Abro o papel e vejo que é uma foto de uma menina bonita em seus 13/14 anos e uma mulher com um pacotinho enrolado em seu colo. Creio que sejam Isabelle, Rebecca e Isabel, suas filhas e sua esposa respectivamente.

— O que você quer que eu faça? — Olho-o assustado. — Por que me deu isso?

— Richard... — Ele respira fundo. — Cuide delas pra mim, as ajude.

— Eu vou cuidar, mas você também vai! Seja forte!

— Não dá... Dói... muito. — Suspira. — Cuide delas, Richard... Cuide delas — ele diz isso fechando os olhos.

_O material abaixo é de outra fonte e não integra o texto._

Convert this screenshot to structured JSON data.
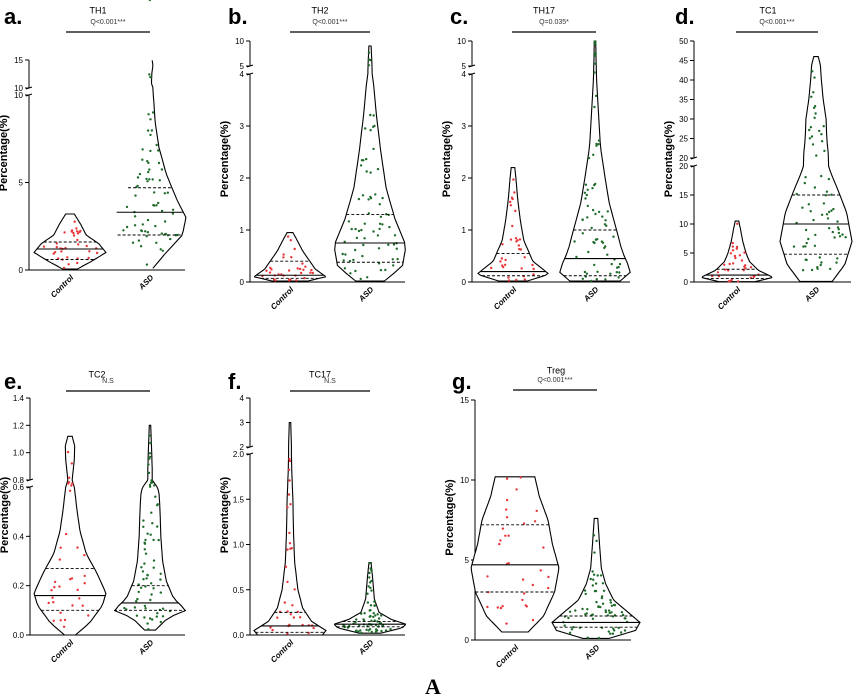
{
  "caption": "A",
  "chart_data": [
    {
      "type": "violin",
      "panel_label": "a.",
      "title": "TH1",
      "significance": "Q<0.001***",
      "ylabel": "Percentage(%)",
      "categories": [
        "Control",
        "ASD"
      ],
      "ylim": [
        0,
        16
      ],
      "axis_break": [
        10,
        10.8
      ],
      "yticks": [
        "0",
        "5",
        "10",
        "10",
        "15"
      ],
      "series": [
        {
          "name": "Control",
          "color": "#e8373a",
          "min": 0.05,
          "q1": 0.6,
          "median": 1.2,
          "q3": 1.6,
          "max": 3.2,
          "profile": [
            [
              0.05,
              0.2
            ],
            [
              0.5,
              0.6
            ],
            [
              1.0,
              1.0
            ],
            [
              1.5,
              0.8
            ],
            [
              2.0,
              0.45
            ],
            [
              2.6,
              0.3
            ],
            [
              3.2,
              0.12
            ]
          ]
        },
        {
          "name": "ASD",
          "color": "#1f6b2a",
          "min": 0.1,
          "q1": 2.0,
          "median": 3.3,
          "q3": 4.7,
          "max": 16,
          "profile": [
            [
              0.1,
              0.08
            ],
            [
              1.0,
              0.45
            ],
            [
              2.0,
              0.9
            ],
            [
              3.0,
              1.0
            ],
            [
              4.0,
              0.75
            ],
            [
              5.5,
              0.45
            ],
            [
              7.0,
              0.25
            ],
            [
              8.5,
              0.14
            ],
            [
              9.8,
              0.1
            ],
            [
              10.8,
              0.04
            ],
            [
              12.5,
              0.05
            ],
            [
              14.0,
              0.08
            ],
            [
              16.0,
              0.04
            ]
          ]
        }
      ]
    },
    {
      "type": "violin",
      "panel_label": "b.",
      "title": "TH2",
      "significance": "Q<0.001***",
      "ylabel": "Percentage(%)",
      "categories": [
        "Control",
        "ASD"
      ],
      "ylim": [
        0,
        10
      ],
      "axis_break": [
        4,
        5
      ],
      "yticks": [
        "0",
        "1",
        "2",
        "3",
        "4",
        "5",
        "10"
      ],
      "series": [
        {
          "name": "Control",
          "color": "#e8373a",
          "min": 0.02,
          "q1": 0.07,
          "median": 0.13,
          "q3": 0.4,
          "max": 0.95,
          "profile": [
            [
              0.02,
              0.5
            ],
            [
              0.1,
              1.0
            ],
            [
              0.25,
              0.7
            ],
            [
              0.4,
              0.55
            ],
            [
              0.6,
              0.35
            ],
            [
              0.8,
              0.2
            ],
            [
              0.95,
              0.08
            ]
          ]
        },
        {
          "name": "ASD",
          "color": "#1f6b2a",
          "min": 0.02,
          "q1": 0.38,
          "median": 0.75,
          "q3": 1.3,
          "max": 9,
          "profile": [
            [
              0.02,
              0.4
            ],
            [
              0.3,
              0.9
            ],
            [
              0.7,
              1.0
            ],
            [
              1.2,
              0.7
            ],
            [
              1.8,
              0.45
            ],
            [
              2.5,
              0.3
            ],
            [
              3.2,
              0.18
            ],
            [
              3.8,
              0.1
            ],
            [
              4.0,
              0.06
            ],
            [
              6.0,
              0.05
            ],
            [
              9.0,
              0.03
            ]
          ]
        }
      ]
    },
    {
      "type": "violin",
      "panel_label": "c.",
      "title": "TH17",
      "significance": "Q=0.035*",
      "ylabel": "Percentage(%)",
      "categories": [
        "Control",
        "ASD"
      ],
      "ylim": [
        0,
        10
      ],
      "axis_break": [
        4,
        5
      ],
      "yticks": [
        "0",
        "1",
        "2",
        "3",
        "4",
        "5",
        "10"
      ],
      "series": [
        {
          "name": "Control",
          "color": "#e8373a",
          "min": 0.02,
          "q1": 0.12,
          "median": 0.2,
          "q3": 0.55,
          "max": 2.2,
          "profile": [
            [
              0.02,
              0.4
            ],
            [
              0.15,
              1.0
            ],
            [
              0.4,
              0.55
            ],
            [
              0.8,
              0.3
            ],
            [
              1.2,
              0.2
            ],
            [
              1.6,
              0.13
            ],
            [
              2.0,
              0.08
            ],
            [
              2.2,
              0.05
            ]
          ]
        },
        {
          "name": "ASD",
          "color": "#1f6b2a",
          "min": 0.02,
          "q1": 0.12,
          "median": 0.45,
          "q3": 1.0,
          "max": 10,
          "profile": [
            [
              0.02,
              0.7
            ],
            [
              0.2,
              1.0
            ],
            [
              0.6,
              0.75
            ],
            [
              1.0,
              0.6
            ],
            [
              1.5,
              0.4
            ],
            [
              2.0,
              0.28
            ],
            [
              2.6,
              0.15
            ],
            [
              3.2,
              0.1
            ],
            [
              3.8,
              0.05
            ],
            [
              4.0,
              0.04
            ],
            [
              6.0,
              0.03
            ],
            [
              10.0,
              0.02
            ]
          ]
        }
      ]
    },
    {
      "type": "violin",
      "panel_label": "d.",
      "title": "TC1",
      "significance": "Q<0.001***",
      "ylabel": "Percentage(%)",
      "categories": [
        "Control",
        "ASD"
      ],
      "ylim": [
        0,
        50
      ],
      "axis_break": [
        20,
        20
      ],
      "yticks": [
        "0",
        "5",
        "10",
        "15",
        "20",
        "20",
        "25",
        "30",
        "35",
        "40",
        "45",
        "50"
      ],
      "series": [
        {
          "name": "Control",
          "color": "#e8373a",
          "min": 0.05,
          "q1": 0.6,
          "median": 1.2,
          "q3": 2.2,
          "max": 10.5,
          "profile": [
            [
              0.05,
              0.5
            ],
            [
              0.8,
              1.0
            ],
            [
              2.0,
              0.6
            ],
            [
              3.5,
              0.35
            ],
            [
              5.0,
              0.25
            ],
            [
              7.0,
              0.16
            ],
            [
              9.0,
              0.1
            ],
            [
              10.5,
              0.05
            ]
          ]
        },
        {
          "name": "ASD",
          "color": "#1f6b2a",
          "min": 0.1,
          "q1": 4.8,
          "median": 10.0,
          "q3": 15.0,
          "max": 46,
          "profile": [
            [
              0.1,
              0.45
            ],
            [
              3.0,
              0.8
            ],
            [
              7.0,
              1.0
            ],
            [
              12.0,
              0.85
            ],
            [
              16.0,
              0.6
            ],
            [
              19.0,
              0.4
            ],
            [
              20.0,
              0.35
            ],
            [
              25.0,
              0.3
            ],
            [
              30.0,
              0.28
            ],
            [
              35.0,
              0.2
            ],
            [
              40.0,
              0.15
            ],
            [
              44.0,
              0.12
            ],
            [
              46.0,
              0.06
            ]
          ]
        }
      ]
    },
    {
      "type": "violin",
      "panel_label": "e.",
      "title": "TC2",
      "significance": "N.S",
      "ylabel": "Percentage(%)",
      "categories": [
        "Control",
        "ASD"
      ],
      "ylim": [
        0,
        1.4
      ],
      "axis_break": [
        0.6,
        0.8
      ],
      "yticks": [
        "0.0",
        "0.2",
        "0.4",
        "0.6",
        "0.8",
        "1.0",
        "1.2",
        "1.4"
      ],
      "series": [
        {
          "name": "Control",
          "color": "#e8373a",
          "min": 0.0,
          "q1": 0.1,
          "median": 0.16,
          "q3": 0.27,
          "max": 1.12,
          "profile": [
            [
              0.0,
              0.15
            ],
            [
              0.05,
              0.55
            ],
            [
              0.12,
              0.9
            ],
            [
              0.17,
              1.0
            ],
            [
              0.25,
              0.75
            ],
            [
              0.33,
              0.45
            ],
            [
              0.42,
              0.28
            ],
            [
              0.5,
              0.2
            ],
            [
              0.6,
              0.12
            ],
            [
              0.8,
              0.06
            ],
            [
              0.95,
              0.12
            ],
            [
              1.05,
              0.13
            ],
            [
              1.12,
              0.06
            ]
          ]
        },
        {
          "name": "ASD",
          "color": "#1f6b2a",
          "min": 0.02,
          "q1": 0.1,
          "median": 0.13,
          "q3": 0.2,
          "max": 1.2,
          "profile": [
            [
              0.02,
              0.15
            ],
            [
              0.07,
              0.5
            ],
            [
              0.1,
              1.0
            ],
            [
              0.15,
              0.65
            ],
            [
              0.22,
              0.45
            ],
            [
              0.3,
              0.35
            ],
            [
              0.4,
              0.3
            ],
            [
              0.5,
              0.28
            ],
            [
              0.58,
              0.25
            ],
            [
              0.6,
              0.2
            ],
            [
              0.8,
              0.06
            ],
            [
              0.9,
              0.06
            ],
            [
              1.2,
              0.02
            ]
          ]
        }
      ]
    },
    {
      "type": "violin",
      "panel_label": "f.",
      "title": "TC17",
      "significance": "N.S",
      "ylabel": "Percentage(%)",
      "categories": [
        "Control",
        "ASD"
      ],
      "ylim": [
        0,
        4
      ],
      "axis_break": [
        2,
        2
      ],
      "yticks": [
        "0.0",
        "0.5",
        "1.0",
        "1.5",
        "2.0",
        "2",
        "3",
        "4"
      ],
      "series": [
        {
          "name": "Control",
          "color": "#e8373a",
          "min": 0.0,
          "q1": 0.03,
          "median": 0.1,
          "q3": 0.25,
          "max": 3.0,
          "profile": [
            [
              0.0,
              0.9
            ],
            [
              0.05,
              1.0
            ],
            [
              0.15,
              0.6
            ],
            [
              0.3,
              0.35
            ],
            [
              0.5,
              0.22
            ],
            [
              0.8,
              0.13
            ],
            [
              1.1,
              0.1
            ],
            [
              1.5,
              0.08
            ],
            [
              1.8,
              0.05
            ],
            [
              2.0,
              0.04
            ],
            [
              3.0,
              0.02
            ]
          ]
        },
        {
          "name": "ASD",
          "color": "#1f6b2a",
          "min": 0.02,
          "q1": 0.09,
          "median": 0.12,
          "q3": 0.15,
          "max": 0.8,
          "profile": [
            [
              0.02,
              0.3
            ],
            [
              0.08,
              0.9
            ],
            [
              0.12,
              1.0
            ],
            [
              0.17,
              0.6
            ],
            [
              0.25,
              0.25
            ],
            [
              0.4,
              0.12
            ],
            [
              0.6,
              0.08
            ],
            [
              0.8,
              0.03
            ]
          ]
        }
      ]
    },
    {
      "type": "violin",
      "panel_label": "g.",
      "title": "Treg",
      "significance": "Q<0.001***",
      "ylabel": "Percentage(%)",
      "categories": [
        "Control",
        "ASD"
      ],
      "ylim": [
        0,
        15
      ],
      "axis_break": null,
      "yticks": [
        "0",
        "5",
        "10",
        "15"
      ],
      "series": [
        {
          "name": "Control",
          "color": "#e8373a",
          "min": 0.5,
          "q1": 3.0,
          "median": 4.7,
          "q3": 7.2,
          "max": 10.2,
          "profile": [
            [
              0.5,
              0.3
            ],
            [
              1.5,
              0.65
            ],
            [
              3.0,
              0.9
            ],
            [
              4.5,
              1.0
            ],
            [
              6.0,
              0.85
            ],
            [
              7.5,
              0.75
            ],
            [
              9.0,
              0.55
            ],
            [
              10.2,
              0.45
            ]
          ]
        },
        {
          "name": "ASD",
          "color": "#1f6b2a",
          "min": 0.1,
          "q1": 0.8,
          "median": 1.1,
          "q3": 1.5,
          "max": 7.6,
          "profile": [
            [
              0.1,
              0.3
            ],
            [
              0.6,
              0.9
            ],
            [
              1.1,
              1.0
            ],
            [
              1.8,
              0.7
            ],
            [
              2.5,
              0.4
            ],
            [
              3.5,
              0.22
            ],
            [
              4.5,
              0.12
            ],
            [
              6.0,
              0.08
            ],
            [
              7.6,
              0.04
            ]
          ]
        }
      ]
    }
  ]
}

Ouço um dos barulhos mais temidos pelas pessoas, o barulho do monitor cardíaco, aquele bip prolongado, avisando que o homem à minha frente, meu melhor amigo, faleceu.

— Façam alguma coisa! — grito.

— Richard, não há nada que podemos fazer. Ele já se foi — comenta um médico do outro lado da maca.

— Não! — grito e me viro para o Rodrigo. — Eu vou cuidar delas para você, prometo — digo para o corpo sem vida. — Eu vou!

Choro na frente de todos. Meu pai sempre me disse que homens não choram. E depois do meu período de infância, realmente nunca mais chorei. Até este momento. Saber de duas perdas no mesmo dia de pessoas importantes para mim... A dor é grande demais para eu conseguir suportar.